The march has evolved into much more than a celebration of Poland regaining its independence. Chants such as “honour and glory to heroes” and “God, honour, homeland” resonated throughout the afternoon. The glorification of Polish icons Roman Dmowski, Ignacy Paderewski (both instrumental in the nation reestablishing its independence) and Pope John Paul II were prevalent among the banners and songs.
Like every year, anti-communist symbols were dotted throughout the crowd, a theme which unsurprisingly remains a unifying motif amongst all those marching. Then there are the more contemporary topics of opposition, such as abortion, the LGBT agenda, the role of the mainstream media, Polish involvement in the war in Ukraine and external influence from the U.S. and Israel.
A particularly inspiring element of the march is its organic nature, which, in contrast to events such as the pride parades, has no corporate sponsorship or endorsement. Attendees range from the politically radical and more personally invested nationalist groups such as the Nationalist Radical Camp (ONR), Grzegorz Braun’s monarchists party, The Crown (Korona) and Bosak’s Ruch Narodowy (National Movement) to patriotic families with toddlers in tow. There are naturally disagreements in stances but respect for the day tends to ensure differences are put aside. The shared sense of a common ideology forges a spirit of togetherness in the vast throng.
Leftist media attempt, as always, to demonise attendees, putting whatever negative spin they can on the event but it has been non-violent for a long time. Even when things got spicy in the early years, it was almost solely due to agent provocateurs and deliberate police heavy-handedness. The biggest selling left-wing newspaper, Gazeta Wyborcza, in a desperate effort to spark friction, blacked up a white journalist in 2016 in the hope he might agitate crowds into rage. Two years ago on the march route, an EU and rainbow flag were hung from a balcony and a cameraman positioned three balconies along. Thankfully there were no such attempted actions this year, as far as I am aware. Another leftist media trick is to deflate the estimated number of attendees, in an effort to downplay the influence of patriots and nationalists as a group. Warsaw mayor and darling of the Polish left Rafał Trzaskowski, who held a private meeting a few days prior to the march with George Soros’ son, stated that there were 40,000 people in attendance. The drone footage alone dispels that claim.

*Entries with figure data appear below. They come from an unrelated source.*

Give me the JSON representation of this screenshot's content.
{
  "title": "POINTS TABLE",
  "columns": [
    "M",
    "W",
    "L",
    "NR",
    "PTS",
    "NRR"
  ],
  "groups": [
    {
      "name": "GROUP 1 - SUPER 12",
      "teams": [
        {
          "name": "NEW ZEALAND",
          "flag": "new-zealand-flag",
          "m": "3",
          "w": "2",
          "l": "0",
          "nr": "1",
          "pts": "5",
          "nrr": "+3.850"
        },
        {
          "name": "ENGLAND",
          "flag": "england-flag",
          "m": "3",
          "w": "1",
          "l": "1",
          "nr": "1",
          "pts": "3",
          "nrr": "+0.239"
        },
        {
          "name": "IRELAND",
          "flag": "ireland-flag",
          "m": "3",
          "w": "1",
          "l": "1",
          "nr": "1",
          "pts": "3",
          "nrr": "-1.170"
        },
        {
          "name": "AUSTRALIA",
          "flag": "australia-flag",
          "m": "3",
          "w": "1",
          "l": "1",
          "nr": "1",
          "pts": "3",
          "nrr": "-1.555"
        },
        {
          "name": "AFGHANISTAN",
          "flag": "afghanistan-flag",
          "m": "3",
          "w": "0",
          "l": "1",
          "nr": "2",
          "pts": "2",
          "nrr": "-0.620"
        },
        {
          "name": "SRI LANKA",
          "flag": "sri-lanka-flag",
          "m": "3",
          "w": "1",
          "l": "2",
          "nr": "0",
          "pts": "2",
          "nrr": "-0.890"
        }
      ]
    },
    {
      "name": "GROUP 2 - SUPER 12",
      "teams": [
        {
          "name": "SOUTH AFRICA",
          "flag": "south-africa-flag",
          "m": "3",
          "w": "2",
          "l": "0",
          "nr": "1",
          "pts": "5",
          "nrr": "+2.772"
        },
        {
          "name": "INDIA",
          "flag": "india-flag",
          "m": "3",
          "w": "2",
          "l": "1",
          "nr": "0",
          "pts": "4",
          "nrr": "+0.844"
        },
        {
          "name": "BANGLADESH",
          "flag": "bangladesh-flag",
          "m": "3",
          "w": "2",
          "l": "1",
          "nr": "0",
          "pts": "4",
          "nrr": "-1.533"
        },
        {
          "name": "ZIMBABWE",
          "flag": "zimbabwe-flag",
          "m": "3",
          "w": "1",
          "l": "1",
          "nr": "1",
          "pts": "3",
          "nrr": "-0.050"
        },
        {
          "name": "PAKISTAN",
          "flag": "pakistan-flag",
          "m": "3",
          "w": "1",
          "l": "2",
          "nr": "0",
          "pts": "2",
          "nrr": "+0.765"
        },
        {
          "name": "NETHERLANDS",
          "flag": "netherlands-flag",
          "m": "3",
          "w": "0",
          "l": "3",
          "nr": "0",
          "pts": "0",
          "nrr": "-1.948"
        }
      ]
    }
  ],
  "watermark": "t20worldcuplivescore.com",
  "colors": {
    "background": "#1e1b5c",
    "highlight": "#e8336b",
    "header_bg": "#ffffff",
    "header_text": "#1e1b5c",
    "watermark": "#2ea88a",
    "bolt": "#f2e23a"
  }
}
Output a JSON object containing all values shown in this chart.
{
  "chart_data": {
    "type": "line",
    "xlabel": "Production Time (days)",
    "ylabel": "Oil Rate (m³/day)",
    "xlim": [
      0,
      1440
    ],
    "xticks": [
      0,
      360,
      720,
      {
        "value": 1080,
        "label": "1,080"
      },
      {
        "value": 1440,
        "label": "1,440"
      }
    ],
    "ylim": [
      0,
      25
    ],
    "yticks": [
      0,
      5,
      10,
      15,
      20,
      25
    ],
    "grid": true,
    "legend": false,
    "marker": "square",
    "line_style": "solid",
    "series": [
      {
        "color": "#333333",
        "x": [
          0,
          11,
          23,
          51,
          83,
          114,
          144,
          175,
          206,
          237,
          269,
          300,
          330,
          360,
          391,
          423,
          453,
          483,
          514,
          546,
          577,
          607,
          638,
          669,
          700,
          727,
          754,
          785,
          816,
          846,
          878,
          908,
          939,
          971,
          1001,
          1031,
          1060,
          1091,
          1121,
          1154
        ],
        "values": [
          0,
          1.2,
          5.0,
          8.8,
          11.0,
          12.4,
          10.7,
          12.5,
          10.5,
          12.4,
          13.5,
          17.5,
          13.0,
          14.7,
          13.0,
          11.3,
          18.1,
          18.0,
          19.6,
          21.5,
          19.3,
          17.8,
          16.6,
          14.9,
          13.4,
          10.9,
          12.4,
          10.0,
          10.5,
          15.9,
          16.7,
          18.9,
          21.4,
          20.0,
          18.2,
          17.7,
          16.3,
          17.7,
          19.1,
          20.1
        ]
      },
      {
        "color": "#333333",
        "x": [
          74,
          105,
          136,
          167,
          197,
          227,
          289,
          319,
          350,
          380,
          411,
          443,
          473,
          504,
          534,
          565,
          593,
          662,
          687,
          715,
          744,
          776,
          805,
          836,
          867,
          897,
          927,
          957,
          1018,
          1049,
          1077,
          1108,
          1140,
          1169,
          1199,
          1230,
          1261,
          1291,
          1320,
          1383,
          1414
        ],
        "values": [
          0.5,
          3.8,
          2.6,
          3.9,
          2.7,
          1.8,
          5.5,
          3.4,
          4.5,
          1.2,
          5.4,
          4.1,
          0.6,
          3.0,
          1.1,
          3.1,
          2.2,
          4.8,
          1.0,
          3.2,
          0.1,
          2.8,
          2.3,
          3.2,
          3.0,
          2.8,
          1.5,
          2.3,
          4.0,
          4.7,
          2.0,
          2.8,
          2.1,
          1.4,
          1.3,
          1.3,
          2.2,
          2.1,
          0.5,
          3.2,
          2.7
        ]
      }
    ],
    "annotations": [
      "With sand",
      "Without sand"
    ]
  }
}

It will be interesting to see what lies ahead for the march with the new centre-left government taking the reins. The outgoing centre-right Law and Justice had good reason to placate the supporters of the march. Donald Tusk and his new government will have very few voters amongst the march-goers, and thus have no reason to appease them.
This Year’s Theme
Each year’s march has a chosen theme. 2023’s “Jeszcze Polska nie zginęła” (Poland is not lost yet) is also the title of the country’s national anthem. As a Westerner and keen observer of the nation’s fortunes, the theme struck me as particularly pertinent. Western Europe is considerably deeper in the mire, both in terms of demographics and broader attitudes towards the preservation of an ethnically homogeneous nation.
The march has come to symbolise something which nationalists beyond Poland can aspire to bring about in their own countries. Poland’s history has embedded a desire in its people to preserve their nation and culture, and as such is a source of inspiration. Indeed, the Polish Independence Day March gives the West the belief that all is not lost yet.